3. Arithmetic method is not as intuitive and simple as equation. If you solve this problem by equation, let the total distance be your x, and according to the meaning of the problem, you can get the equation: X/4.5+ 1=X/6+3, and the solution is X=36. If we use arithmetic to solve problems, we might as well understand the total distance as "1". In this case, the time for A to complete the course is 1 ÷ 4.5 = 2/9, and the time for B to complete the course is 1/6. According to the meaning of the question, A stopped for 3 hours and arrived at 65438+ later than B.

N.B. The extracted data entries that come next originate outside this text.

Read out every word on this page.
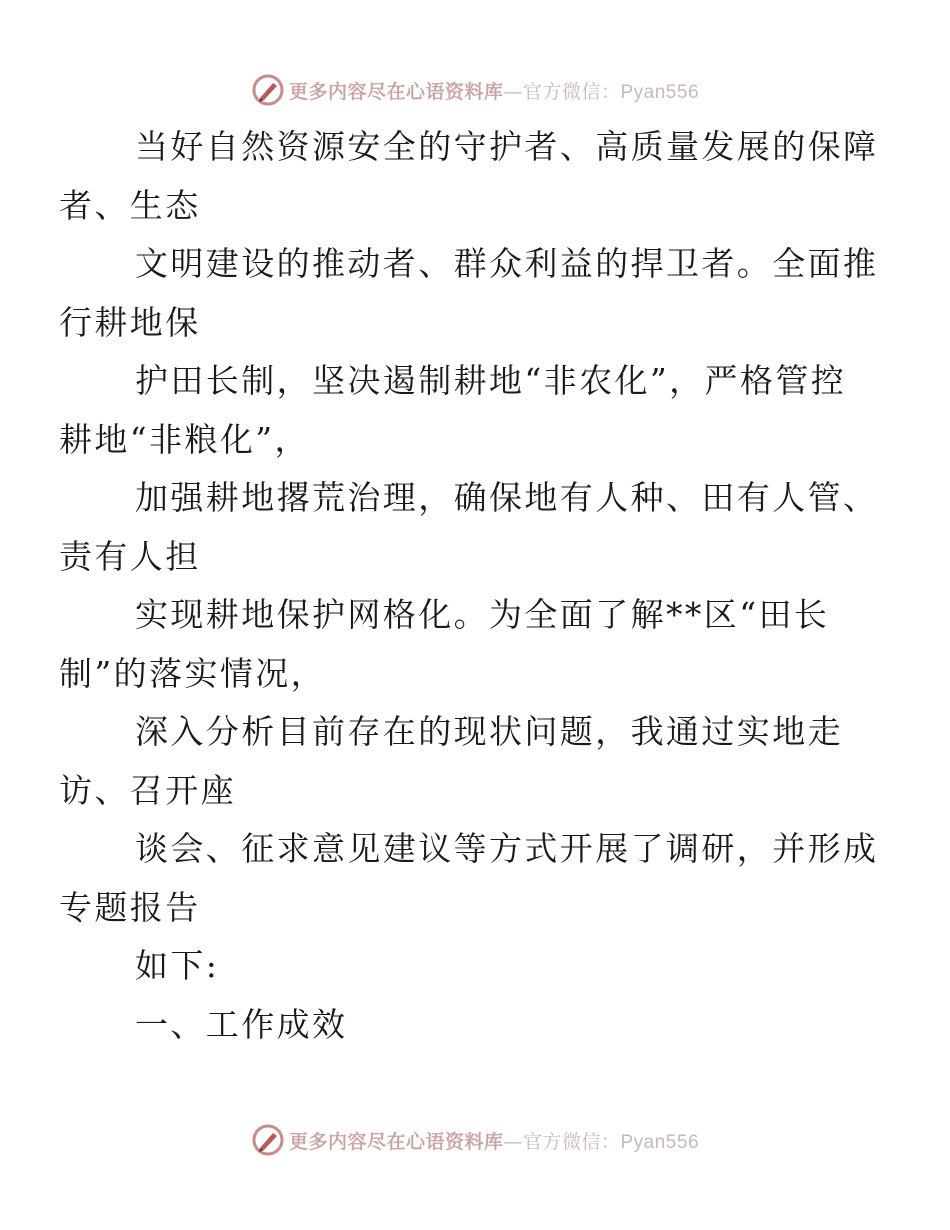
更多内容尽在心语资料库—官方微信：Pyan556

当好自然资源安全的守护者、高质量发展的保障
者、生态

文明建设的推动者、群众利益的捍卫者。全面推
行耕地保

护田长制，坚决遏制耕地“非农化”，严格管控
耕地“非粮化”，

加强耕地撂荒治理，确保地有人种、田有人管、
责有人担

实现耕地保护网格化。为全面了解**区“田长
制”的落实情况，

深入分析目前存在的现状问题，我通过实地走
访、召开座

谈会、征求意见建议等方式开展了调研，并形成
专题报告

如下:

一、工作成效

更多内容尽在心语资料库—官方微信：Pyan556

4. The car has been driving for 2 hours before the failure and 4 hours after the failure. Given that the vehicle speed is 40km/h, the distance between Party A and Party B is 40× (2+4) = 240. According to the meaning of the question, the tractor did not stop while driving, and the speed was always 30km/h, so the driving time of the tractor was 240. The general formula is: 40× (2+4) (30) (2+4) = 2.

5. Before the rabbit set off again, it was * * * gone 10+200=2 10 minutes, and it was known that the speed of the tortoise was 30m/min, so the distance that the tortoise walked was 30× 210 = 6300m, and the rabbit set off for the first time and walked/kloc. This is the catch-up distance, and the catch-up time = catch-up distance ÷ speed difference, and the catch-up time =3000÷(330-30)= 10min, so when the rabbit catches up with the tortoise, the tortoise walks again 10min, so the distance the tortoise walks is 6300+. The general formula is: 8000-30× 210-(30× 210-10× 330) ÷ (330-30 )× 30 =1400.

6. Bell arrived first, two minutes early. According to the meaning of the question, the speed of the lion is 500m/min, and it runs half the distance in one minute, so the total distance is 500× 1×2= 1000 meters. By the time the lion jumps into the water to play, the bear has run 100 meters, so its remaining distance is 900 meters. In view of its constant speed, it arrives.